Светлый фон

Бальярд позволил себе легкую улыбку.

— Меньшие карты, простые игральные карты, если угодно, происходят из тех злосчастных времен, когда люди, влекомые тягой к убийству и желанием искоренить ересь, утопили землю в крови.

— Альбигойцы, — произнесла Леони, вспомнив разговор между Анатолем и Изольдой, обсуждавшими трагическую историю Лангедока тринадцатого века.

Он рассеянно покачал головой.

— Ах, если бы урок усваивался с первого раза! Но боюсь, что это не так, мадомазела.

Так тяжело прозвучал его голос, что Леони почудился в его словах груз мудрости многих веков. И ей, никогда не интересовавшейся событиями прошлого, захотелось вдруг постичь связь между прошлым и настоящим.

— Я говорил не об альбигойцах, мадомазела Леони, а о религиозных войнах более позднего времени, в шестнадцатом веке — между католическим домом Гизов и, можно для краткости назвать его гугенотским, родом Бурбонов. — Он поднял и снова уронил руки. — Как всегда бывало и, может быть, всегда будет, борьба за веру быстро превратилась в драку за власть и земли.

— А карты придумали в то время? — спросила Леони.

— Обычная колода из пятидесяти шести карт, которая служит, просто чтобы скоротать долгие зимние вечера, во многом следует традициям итальянской игры «таррочи». За сто лет до того времени, о котором я говорил, у итальянской знати и при дворе вошла в моду такая забава. С рождением республики дворцовые карты чуточку изменились. Проявились Король, Королева, Дева, Рыцарь.

— Дева Мечей — проговорила Леони, вспоминая картину на стене часовни. — Когда именно?

— Точно не известно.
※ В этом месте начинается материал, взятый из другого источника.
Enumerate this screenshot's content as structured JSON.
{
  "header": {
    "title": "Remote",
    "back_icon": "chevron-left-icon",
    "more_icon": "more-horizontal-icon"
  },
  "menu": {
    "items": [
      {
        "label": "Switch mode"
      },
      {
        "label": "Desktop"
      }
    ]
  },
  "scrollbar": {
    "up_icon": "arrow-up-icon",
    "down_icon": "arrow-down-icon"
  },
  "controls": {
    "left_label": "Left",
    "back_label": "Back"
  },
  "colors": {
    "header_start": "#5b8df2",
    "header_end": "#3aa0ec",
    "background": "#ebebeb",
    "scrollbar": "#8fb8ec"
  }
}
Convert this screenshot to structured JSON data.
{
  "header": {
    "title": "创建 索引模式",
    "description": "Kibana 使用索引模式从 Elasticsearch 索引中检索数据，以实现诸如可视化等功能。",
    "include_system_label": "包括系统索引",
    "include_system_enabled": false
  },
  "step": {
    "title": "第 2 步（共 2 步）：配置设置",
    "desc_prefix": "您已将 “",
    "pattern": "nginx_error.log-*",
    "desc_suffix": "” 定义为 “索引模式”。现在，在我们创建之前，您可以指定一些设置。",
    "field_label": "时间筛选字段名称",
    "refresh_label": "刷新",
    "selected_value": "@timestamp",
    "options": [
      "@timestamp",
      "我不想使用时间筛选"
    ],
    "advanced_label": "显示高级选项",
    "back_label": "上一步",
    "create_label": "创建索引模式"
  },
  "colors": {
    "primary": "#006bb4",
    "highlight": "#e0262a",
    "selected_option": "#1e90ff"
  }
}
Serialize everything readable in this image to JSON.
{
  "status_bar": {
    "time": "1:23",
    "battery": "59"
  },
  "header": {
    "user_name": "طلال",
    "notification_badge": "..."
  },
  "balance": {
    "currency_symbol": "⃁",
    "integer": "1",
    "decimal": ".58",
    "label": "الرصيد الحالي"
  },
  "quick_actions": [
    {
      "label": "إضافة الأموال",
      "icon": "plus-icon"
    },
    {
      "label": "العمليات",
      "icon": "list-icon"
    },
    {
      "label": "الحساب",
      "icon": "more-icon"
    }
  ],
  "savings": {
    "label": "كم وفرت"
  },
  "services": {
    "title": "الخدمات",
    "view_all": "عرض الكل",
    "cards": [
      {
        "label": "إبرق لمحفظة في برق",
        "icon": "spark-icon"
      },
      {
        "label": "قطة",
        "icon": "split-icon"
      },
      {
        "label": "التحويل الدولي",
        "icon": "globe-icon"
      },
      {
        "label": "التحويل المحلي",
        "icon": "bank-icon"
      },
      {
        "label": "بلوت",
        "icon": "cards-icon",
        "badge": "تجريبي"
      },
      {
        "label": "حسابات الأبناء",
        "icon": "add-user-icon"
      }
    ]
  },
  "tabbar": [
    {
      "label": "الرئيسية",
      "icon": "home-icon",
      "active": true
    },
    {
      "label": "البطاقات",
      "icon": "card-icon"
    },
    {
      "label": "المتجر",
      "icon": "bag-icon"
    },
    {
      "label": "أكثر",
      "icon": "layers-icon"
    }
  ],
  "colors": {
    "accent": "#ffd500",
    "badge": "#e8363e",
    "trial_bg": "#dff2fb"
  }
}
Примерно в то же время, в канун революции, во Франции безобидная игра в Таро превратилась в нечто иное. В систему гадания, в средство связать видимое с невидимым и неведомым.

— Тогда колода карт уже была в Домейн-де-ла-Кад?

— Те пятьдесят шесть карт принадлежали, если вам угодно, скорее дому, чем кому-либо из живших в нем людей. Древний дух места воздействовал на колоду, легенды и слухи вселяли в карты новый смысл и значение. Карты, видите ли, ждали того, кто завершил бы последовательность.

— Моего дядю.

Это было утверждение, а не вопрос.

Бальярд кивнул.

— Ласкомб прочел книгу, изданную картомантом в Париже — древние слова Антуана Кур де Жебелена, современника Элифаса Леви и Ромена Мерлина, — и поддался соблазну. К унаследованной им колоде карт он добавил двадцать две карты Старших арканов — те, что говорят о фундаментальных событиях жизни и о том, что лежит за ними — и укрепил тех, кого хотел призвать, на стенах часовни.

— Мой покойный дядя нарисовал двадцать две карты Старших арканов?